The 21-Day Time Limit Rule
Section 394 of the Fair Work Act 2009 (Cth) provides that an application seeking a remedy for an unfair dismissal must be made within 21 days after the dismissal took effect, or such further period as allowed by the Fair Work Commission. A further period will only be allowed in “exceptional circumstances”.
I’ll come to what may be considered “exceptional circumstances”, but it is important to first outline how that time period is actually calculated.
When does day one begin?
There are many, many laws that have time limitations. Fortunately, in most cases, there are ordinary rules of interpretation that make it easy enough to work out when the time limit should end. For the purposes of an unfair dismissal application, the Acts Interpretation Act helps us to understand why day one will be the day after the dismissal takes effect. So, for instance, if you are told you are dismissed on the first of January, then the second of January is day one of the 21 days.
In knowing when you have been dismissed it must be clearly communicated to you. Let me give you two common examples how this may occur:
Example 1: Your employer verbally tells you that you are dismissed. This means that day one, will be the following day.
Example 2: You receive a letter from your employer stating that you have been dismissed. This means that day one will commence the day after you receive the communication.
All this may seem simple enough to work out – and it is often is – but there are always cases where the answers are not so straightforward. To illustrate that point, in an appeal before the Full Bench of the Fair Work Commission ( FWCFB 5500), an employee received an email, dated 18 January 2016, from their employer informing them of their dismissal with an enclosed dismissal letter that signed and dated 15 January 2016. So when did the 21 days commence; 15 or 18 January? The Full Bench held that the 18 January 2016 was the date the dismissal had been clearly communicated.
I hasten to add each case will turn on its own facts. For example, in that same case it was observed that when an email has been sent, and one simply refuses to read it, such a stance would not justify setting back the date the dismissal took effect.
There is another example that is worth providing, just to illustrate further how these things can sometimes be a little complicated.
Example 3: You get told by your employer that you are dismissed but will receive a ‘lump sum’ payment of wages and remaining accrued entitlements some time later. Day one may commence the day after you receive the ‘lump sum’, rather than when you were told you were being dismissed.

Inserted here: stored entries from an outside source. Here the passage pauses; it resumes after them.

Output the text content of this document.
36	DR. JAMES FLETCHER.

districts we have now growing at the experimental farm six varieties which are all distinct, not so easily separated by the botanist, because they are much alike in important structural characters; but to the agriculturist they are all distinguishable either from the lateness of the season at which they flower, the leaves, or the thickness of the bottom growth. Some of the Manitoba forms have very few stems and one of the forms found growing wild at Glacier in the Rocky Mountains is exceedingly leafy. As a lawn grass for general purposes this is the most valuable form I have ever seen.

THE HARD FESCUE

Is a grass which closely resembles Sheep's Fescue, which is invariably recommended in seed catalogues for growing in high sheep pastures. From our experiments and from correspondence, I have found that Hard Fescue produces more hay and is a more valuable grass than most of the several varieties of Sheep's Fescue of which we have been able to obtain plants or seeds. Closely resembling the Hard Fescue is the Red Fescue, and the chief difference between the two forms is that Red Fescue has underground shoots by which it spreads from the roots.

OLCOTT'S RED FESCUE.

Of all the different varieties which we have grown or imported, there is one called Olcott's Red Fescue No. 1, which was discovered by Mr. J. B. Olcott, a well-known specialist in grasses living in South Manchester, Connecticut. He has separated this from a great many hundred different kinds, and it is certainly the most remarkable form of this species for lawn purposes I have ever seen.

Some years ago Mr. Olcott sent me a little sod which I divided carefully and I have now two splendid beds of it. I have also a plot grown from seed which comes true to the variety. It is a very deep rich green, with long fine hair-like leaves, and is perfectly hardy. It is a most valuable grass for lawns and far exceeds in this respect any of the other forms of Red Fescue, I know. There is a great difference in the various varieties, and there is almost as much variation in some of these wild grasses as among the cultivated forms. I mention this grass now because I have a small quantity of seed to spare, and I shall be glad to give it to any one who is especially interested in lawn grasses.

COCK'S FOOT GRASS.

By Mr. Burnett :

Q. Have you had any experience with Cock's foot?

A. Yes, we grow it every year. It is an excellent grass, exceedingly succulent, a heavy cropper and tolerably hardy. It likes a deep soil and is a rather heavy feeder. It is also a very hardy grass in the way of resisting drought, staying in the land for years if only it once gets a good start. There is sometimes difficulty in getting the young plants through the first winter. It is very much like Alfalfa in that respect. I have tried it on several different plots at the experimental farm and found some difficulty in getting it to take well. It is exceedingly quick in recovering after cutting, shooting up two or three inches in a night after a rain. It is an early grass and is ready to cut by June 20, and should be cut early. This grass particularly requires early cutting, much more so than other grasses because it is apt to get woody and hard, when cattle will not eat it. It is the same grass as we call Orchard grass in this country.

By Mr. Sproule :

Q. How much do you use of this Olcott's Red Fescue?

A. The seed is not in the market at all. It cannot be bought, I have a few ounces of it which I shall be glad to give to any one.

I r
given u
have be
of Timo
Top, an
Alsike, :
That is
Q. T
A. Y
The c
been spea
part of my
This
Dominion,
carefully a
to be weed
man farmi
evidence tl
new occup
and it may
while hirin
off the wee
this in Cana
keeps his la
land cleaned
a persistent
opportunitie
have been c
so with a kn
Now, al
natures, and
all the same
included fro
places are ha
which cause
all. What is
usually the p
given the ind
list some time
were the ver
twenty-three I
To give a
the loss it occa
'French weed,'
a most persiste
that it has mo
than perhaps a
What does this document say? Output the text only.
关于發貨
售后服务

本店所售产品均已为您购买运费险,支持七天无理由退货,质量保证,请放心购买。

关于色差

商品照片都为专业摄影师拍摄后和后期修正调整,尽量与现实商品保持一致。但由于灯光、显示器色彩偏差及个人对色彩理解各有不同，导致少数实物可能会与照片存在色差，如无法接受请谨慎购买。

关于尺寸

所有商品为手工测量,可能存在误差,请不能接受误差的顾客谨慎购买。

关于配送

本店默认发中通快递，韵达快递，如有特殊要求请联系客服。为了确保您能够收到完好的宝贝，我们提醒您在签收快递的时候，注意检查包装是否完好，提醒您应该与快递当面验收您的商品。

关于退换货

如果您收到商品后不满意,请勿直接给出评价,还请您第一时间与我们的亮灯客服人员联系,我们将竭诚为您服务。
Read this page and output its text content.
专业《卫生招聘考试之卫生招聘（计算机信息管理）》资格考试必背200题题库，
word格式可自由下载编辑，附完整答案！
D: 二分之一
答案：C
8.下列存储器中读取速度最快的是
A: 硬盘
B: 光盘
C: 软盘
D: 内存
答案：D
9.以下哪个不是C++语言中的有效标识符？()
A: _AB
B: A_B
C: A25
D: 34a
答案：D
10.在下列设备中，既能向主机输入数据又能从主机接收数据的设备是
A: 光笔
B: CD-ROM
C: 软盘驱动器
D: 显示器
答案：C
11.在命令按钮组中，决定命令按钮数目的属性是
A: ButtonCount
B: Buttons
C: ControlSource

This example is perhaps best described as a grey area and one that has caused a lot of discussion in the Fair Work Commission. For such issues, there are other complex factors that will likely be relevant, including contractually agreed terms.
What if day 21 falls on a public holiday or weekend?
Another common question we get relates to how public holidays or weekends affect the time limitation period. In these situations, the general rule is that you have until the next business day to lodge your application. There are still some grey areas for these issues and so if you are in doubt you should consult an employment lawyer about the specific facts of your case.
Why is there a 21-day time limit?
To be honest, we don’t really get asked this question but I’ve added it because I think it is important when considering any time limitation period. If you are going to lodge an unfair dismissal application, it is best not to wait until the last minute.
The strictness of the 21-day time limit signals delay may be problematic on a variety of fronts. Businesses make decisions – for better or worse – and within reason need to be able to get on with the job. So the longer someone waits to lodge an application, the less scope there may be to get the remedy you seek because the business has ‘moved on’. That can be a factor particularly for employees who are dismissed but seek to be reinstated into their old job.